Metformin has been used for ovulation induction, usually for non-obese women with oligo-anovulation due to PCOS. In a meta-analysis of three trials involving 285 women, live birth rates were similar in the groups on metformin and clomiphene citrate (30.3% and 30.8%, respectively) (Johnson, 2011). Metformin dosage is 1,000 to 2,000 mg/day (divided in 2 to 4 doses). Metformin is more expensive and there is a high frequency of severe gastrointestinal side effects such as nausea, vomiting, or diarrhea. Metformin is not, however, associated with multiple pregnancies. In most settings, metformin is reserved for women who prove resistant to clomiphene citrate. With metformin and clomiphene citrate together there are combined costs and complications which are not worth the small added benefit. (ASRM, 2006b) (Sun, 2013) (Legro, 2013)

Letrozole has been shown to be superior to clomiphene in PCOS patients. The usual dose is 2.5 mg by mouth per day for 5 days, starting on cycle 3-7. The dose can be increased to 5 mg if the patient does not respond to the lower dose. (Legro, 2014)

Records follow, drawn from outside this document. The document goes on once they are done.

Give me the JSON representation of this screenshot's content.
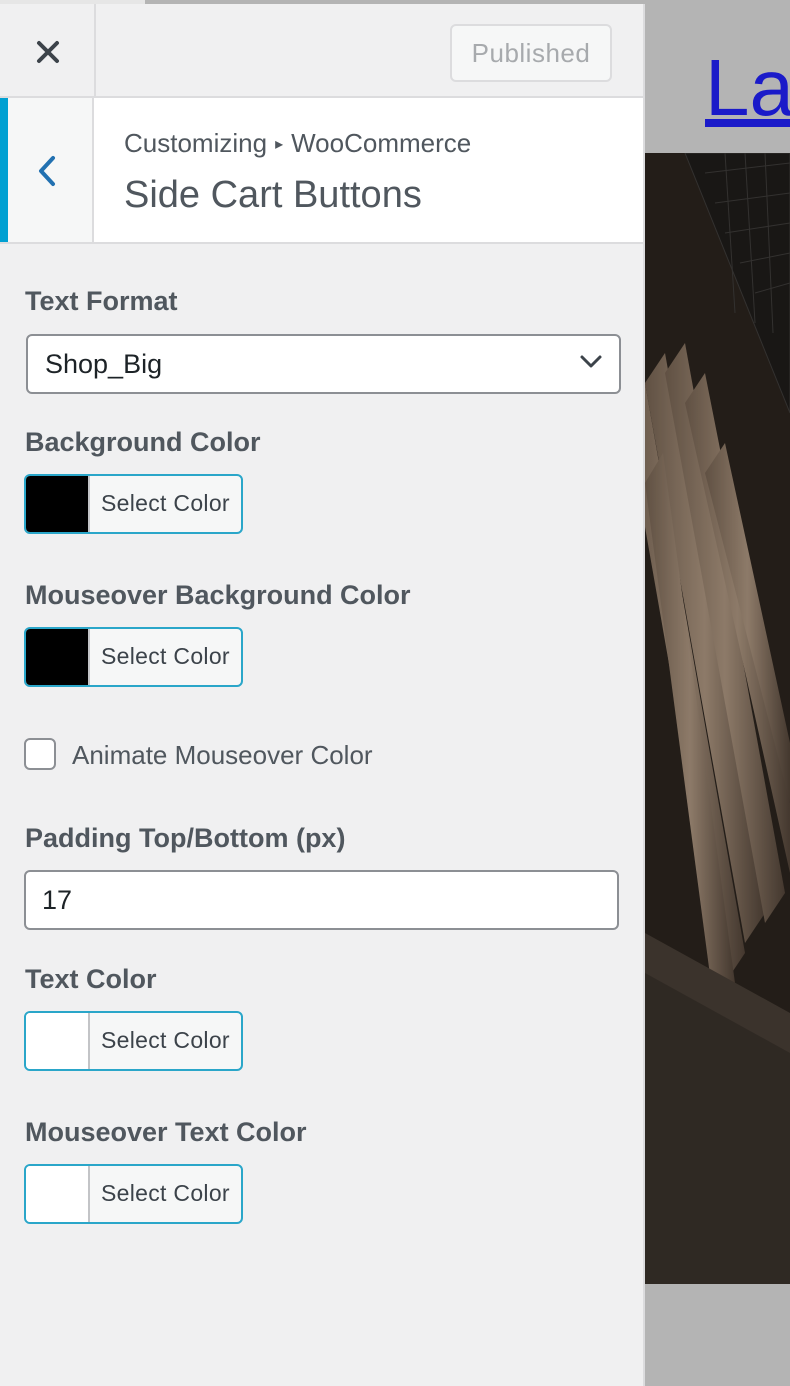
{
  "topbar": {
    "close_label": "Close",
    "publish_label": "Published"
  },
  "header": {
    "back_label": "Back",
    "breadcrumb_root": "Customizing",
    "breadcrumb_separator": "▸",
    "breadcrumb_parent": "WooCommerce",
    "title": "Side Cart Buttons"
  },
  "controls": {
    "text_format": {
      "label": "Text Format",
      "value": "Shop_Big"
    },
    "background_color": {
      "label": "Background Color",
      "button": "Select Color",
      "color": "#000000"
    },
    "mouseover_background_color": {
      "label": "Mouseover Background Color",
      "button": "Select Color",
      "color": "#000000"
    },
    "animate_mouseover": {
      "label": "Animate Mouseover Color",
      "checked": false
    },
    "padding": {
      "label": "Padding Top/Bottom (px)",
      "value": "17"
    },
    "text_color": {
      "label": "Text Color",
      "button": "Select Color",
      "color": "#ffffff"
    },
    "mouseover_text_color": {
      "label": "Mouseover Text Color",
      "button": "Select Color",
      "color": "#ffffff"
    }
  },
  "preview": {
    "site_title": "La"
  },
  "colors": {
    "accent": "#00a0d2",
    "link": "#1a1ac9",
    "panel_bg": "#f0f0f1"
  },
  "icons": {
    "close": "close-icon",
    "back": "chevron-left-icon",
    "select": "chevron-down-icon"
  }
}
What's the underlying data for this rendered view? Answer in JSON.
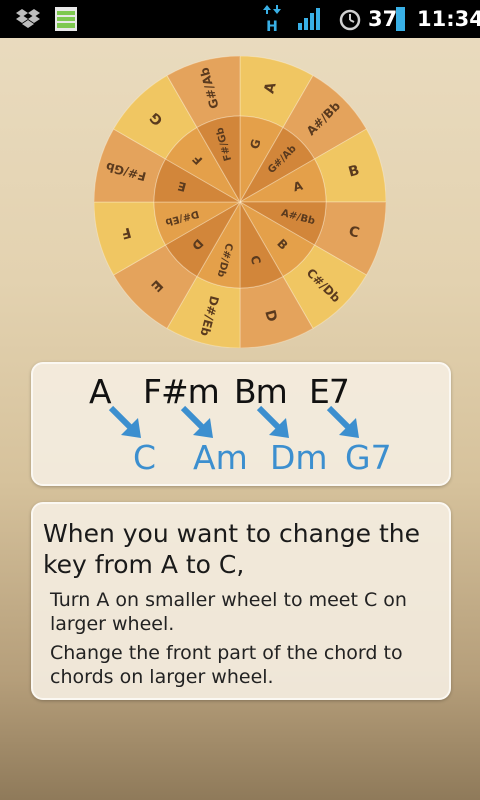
{
  "status_bar": {
    "battery_level": "37",
    "time": "11:34",
    "network_type": "H",
    "left_icons": [
      "dropbox-icon",
      "sd-card-icon"
    ],
    "right_icons": [
      "data-transfer-icon",
      "signal-icon",
      "alarm-icon",
      "battery-icon"
    ]
  },
  "wheel": {
    "outer_keys": [
      "A",
      "A#/Bb",
      "B",
      "C",
      "C#/Db",
      "D",
      "D#/Eb",
      "E",
      "F",
      "F#/Gb",
      "G",
      "G#/Ab"
    ],
    "inner_keys": [
      "G",
      "G#/Ab",
      "A",
      "A#/Bb",
      "B",
      "C",
      "C#/Db",
      "D",
      "D#/Eb",
      "E",
      "F",
      "F#/Gb"
    ],
    "colors": {
      "outer_light": "#f0c662",
      "outer_dark": "#e4a35c",
      "inner_light": "#e4a04a",
      "inner_dark": "#d2863a"
    }
  },
  "chord_example": {
    "from": [
      "A",
      "F#m",
      "Bm",
      "E7"
    ],
    "to": [
      "C",
      "Am",
      "Dm",
      "G7"
    ],
    "arrow_color": "#3c8fcf"
  },
  "info": {
    "title": "When you want to change the key from A to C,",
    "line1": "Turn A on smaller wheel to meet C on larger wheel.",
    "line2": "Change the front part of the chord to chords on larger wheel."
  }
}
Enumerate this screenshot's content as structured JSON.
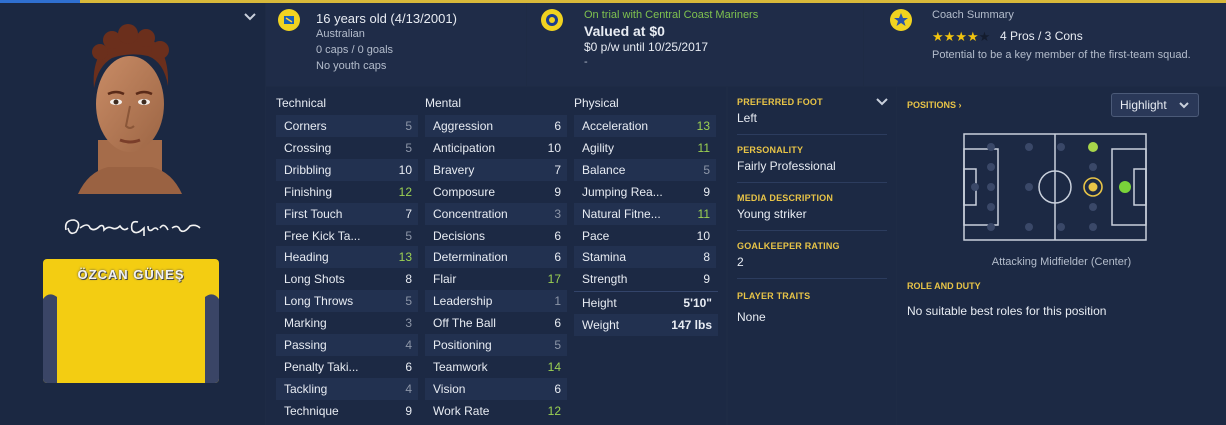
{
  "player": {
    "shirt_name": "ÖZCAN GÜNEŞ"
  },
  "header": {
    "age": "16 years old (4/13/2001)",
    "nationality": "Australian",
    "caps": "0 caps / 0 goals",
    "youth_caps": "No youth caps",
    "trial": "On trial with Central Coast Mariners",
    "value": "Valued at $0",
    "wage": "$0 p/w until 10/25/2017",
    "dash": "-",
    "coach_title": "Coach Summary",
    "stars": 4,
    "stars_max": 5,
    "pros_cons": "4 Pros / 3 Cons",
    "potential": "Potential to be a key member of the first-team squad."
  },
  "technical": {
    "title": "Technical",
    "items": [
      {
        "label": "Corners",
        "value": "5"
      },
      {
        "label": "Crossing",
        "value": "5"
      },
      {
        "label": "Dribbling",
        "value": "10"
      },
      {
        "label": "Finishing",
        "value": "12"
      },
      {
        "label": "First Touch",
        "value": "7"
      },
      {
        "label": "Free Kick Ta...",
        "value": "5"
      },
      {
        "label": "Heading",
        "value": "13"
      },
      {
        "label": "Long Shots",
        "value": "8"
      },
      {
        "label": "Long Throws",
        "value": "5"
      },
      {
        "label": "Marking",
        "value": "3"
      },
      {
        "label": "Passing",
        "value": "4"
      },
      {
        "label": "Penalty Taki...",
        "value": "6"
      },
      {
        "label": "Tackling",
        "value": "4"
      },
      {
        "label": "Technique",
        "value": "9"
      }
    ]
  },
  "mental": {
    "title": "Mental",
    "items": [
      {
        "label": "Aggression",
        "value": "6"
      },
      {
        "label": "Anticipation",
        "value": "10"
      },
      {
        "label": "Bravery",
        "value": "7"
      },
      {
        "label": "Composure",
        "value": "9"
      },
      {
        "label": "Concentration",
        "value": "3"
      },
      {
        "label": "Decisions",
        "value": "6"
      },
      {
        "label": "Determination",
        "value": "6"
      },
      {
        "label": "Flair",
        "value": "17"
      },
      {
        "label": "Leadership",
        "value": "1"
      },
      {
        "label": "Off The Ball",
        "value": "6"
      },
      {
        "label": "Positioning",
        "value": "5"
      },
      {
        "label": "Teamwork",
        "value": "14"
      },
      {
        "label": "Vision",
        "value": "6"
      },
      {
        "label": "Work Rate",
        "value": "12"
      }
    ]
  },
  "physical": {
    "title": "Physical",
    "items": [
      {
        "label": "Acceleration",
        "value": "13"
      },
      {
        "label": "Agility",
        "value": "11"
      },
      {
        "label": "Balance",
        "value": "5"
      },
      {
        "label": "Jumping Rea...",
        "value": "9"
      },
      {
        "label": "Natural Fitne...",
        "value": "11"
      },
      {
        "label": "Pace",
        "value": "10"
      },
      {
        "label": "Stamina",
        "value": "8"
      },
      {
        "label": "Strength",
        "value": "9"
      }
    ],
    "height_label": "Height",
    "height_value": "5'10\"",
    "weight_label": "Weight",
    "weight_value": "147 lbs"
  },
  "info": {
    "foot_label": "PREFERRED FOOT",
    "foot_value": "Left",
    "personality_label": "PERSONALITY",
    "personality_value": "Fairly Professional",
    "media_label": "MEDIA DESCRIPTION",
    "media_value": "Young striker",
    "gk_label": "GOALKEEPER RATING",
    "gk_value": "2",
    "traits_label": "PLAYER TRAITS",
    "traits_value": "None"
  },
  "positions": {
    "title": "POSITIONS",
    "dropdown": "Highlight",
    "position_name": "Attacking Midfielder (Center)",
    "role_label": "ROLE AND DUTY",
    "role_value": "No suitable best roles for this position"
  },
  "colors": {
    "highlight_attr": "#9bd052",
    "gold": "#e8c447",
    "badge": "#f1d320"
  }
}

Evidence is inadequate to recommend or refute the use of urinary hCG as an ovulation trigger in anovulatory women treated with clomiphene citrate or letrozole. There are no trials evaluating the use of ovulation triggers in anovulatory women treated with other ovulation-inducing agents. (George, 2014)

Again, meddlesome activities with other medications or treatments should be avoided unless a diagnosis has been established and there is a reasonable chance of treatment being effective.

Interim summary

  • Clomiphene citrate is an effective treatment for oligo-anovulation.
  • Monitoring by means of serum progesterone estimation is helpful.
  • Metformin is an alternative in women who can tolerate the side effects.

Letrozole is effective in infertile patients with PCOS.